Porsche Carrera GTS (904)
Spa. Sebring. Le Mans. The Targa Florio. The Carrera GTS was small but mighty in the sportscar racing arenas of the Sixties. It beat the pants off Ferraris and Cobras, and while later models would get six- and eight-cylinder options, the four-cylinder version was arguably the best.

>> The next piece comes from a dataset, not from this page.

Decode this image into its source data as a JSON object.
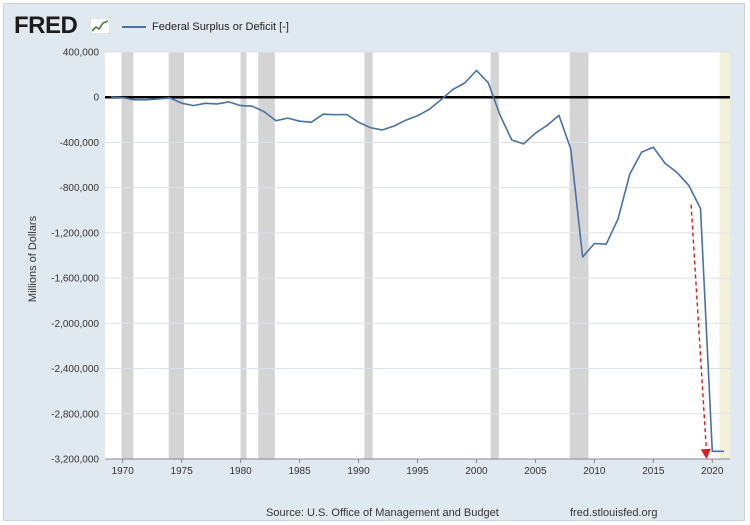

To paraphrase Chief Clancy Wiggum, “You've got the wrong number – this is 912.” Sure, the 912 isn't a 911, but it's also lighter and cheaper to run than the six-cylinder variant. Add in the ability to use decades of VW tuner tricks to make power, and you might have the classic car solution to skyrocketing air-cooled Porsche prices.
Porsche 924 Carrera GTS
A forgotten wonder, this most-potent version of the much-maligned Audi-engined 924 is a turbo-panzer huffing out nearly 250 hp. Need more proof of its bona fides? None other than Porsche racing legend Derek Bell owned one of these for more than three decades.
Porsche 944 Turbo
Porsche parts aren't cheap, but the 944 has got to be one of the least expensive ways to get into a car with the shield of Stuttgart out front and the Turbo script out back. Handles beautifully, looks great, somehow still often overlooked.
Porsche 968 Club Sport
A development of the 944, the front-engined 968 has one of the largest production modern four-cylinder engines at three liters of displacement. The Club Sport's the one to get if you can find it. Lower, lighter—an enthusiast's stripped-down machine.
Porsche 919 Hybrid
Lest we complain too much about a current road-going four-cylinder Porsche, witness the current reigning Le Mans champion. With a turbo'd V-4 engine mated to hybrid power, the 919 has more than 500 horses on tap. Bring on the future.